Email accounts & deliverability
Email accounts are your senders. Their health decides whether you land in the inbox or in spam.
- DNS check (SPF/DKIM/DMARC) — before the first send.
- Connection test — confirm SMTP/IMAP actually connect.
- Warm-up — a fresh mailbox must be warmed before volume.
- Relay-pool health — which accounts are eligible, who is starving.
DNS check is mandatory; warm-up is not. What actually decides inbox vs spam is measured inbox placement per provider — not a "warm-up score".
Two honest paths, your choice: (a) warm-up — raises limits over weeks, but it is essentially a manipulation of provider signals, and the platform does not do it for you; (b) no warm-up — send small and read placement per provider. Spam on a provider → swap the relay first (leave the rest of the pool alone) and re-measure; still spam on another relay → it is the creative or the volume, so fix the copy or send less. The provider tells you what is wrong.
💡 Landing in spam is a signal, not a failure: change one variable at a time (relay → creative → volume). Lowering volume is as honest a response as warming more.
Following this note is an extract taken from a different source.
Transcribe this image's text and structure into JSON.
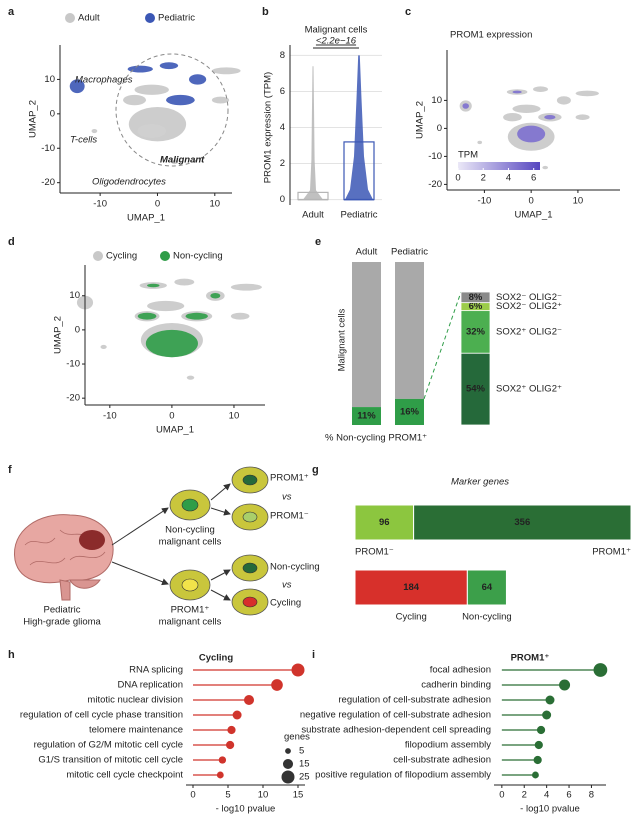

Campaigns — the send conveyor
A campaign is a conveyor. Recipients move through stages: NEW → SCREENED → READY → sent. Each stage is a separate step so you can inspect and gate between them.
- Create the campaign (attach a creative pool and routing).
- Pour recipients from a contact list — you must specify the list.
- Screen — suppression and stop-list gate.
- Prepare — render the creative in batches until nothing remains.
- Send readiness — a dry run of every gate, nothing is sent.
- Send — the first as a single message, verify, then scale.
⛔ Pouring with an empty selection pours your entire database. Always specify a concrete contact list.

Dialogs — replies & inbox
Dialogs are the two-way inbox: replies threaded with your sends. This is where outreach turns into conversations and leads.
A reply can be classified by AI, you can generate a draft reply and send it, and a promising dialog can become a lead in one action.

Leads & pipelines
A lead is a deal moving through a pipeline of stages. Replies from outreach become leads; stages can carry automations.
The kanban shows the whole pipeline; you can move a lead between stages, open its dossier (company + contact + activity) and the deal forecast.

Settings
Tenant settings: profile, default language, send window, integrations, API keys. The interface language (RU/EN) is switched here too.
API keys (ldm_*) are minted here — one key works for REST, MCP and A2A alike.

For AI agents: MCP
The platform is built to be driven by AI agents: any MCP-compatible client (Claude Desktop, Cursor, etc.) talks to it as a set of tools.
What is special: the platform answers an agent like a market expert, not as a bare API. Every response carries an _expert block with a next-step hint, the typical flow and the pitfalls — the model is led through the platform by the hand.
The capability map and the recommended end-to-end flow live at /api/v1/agent-guide. Mint a key in Settings → API Keys.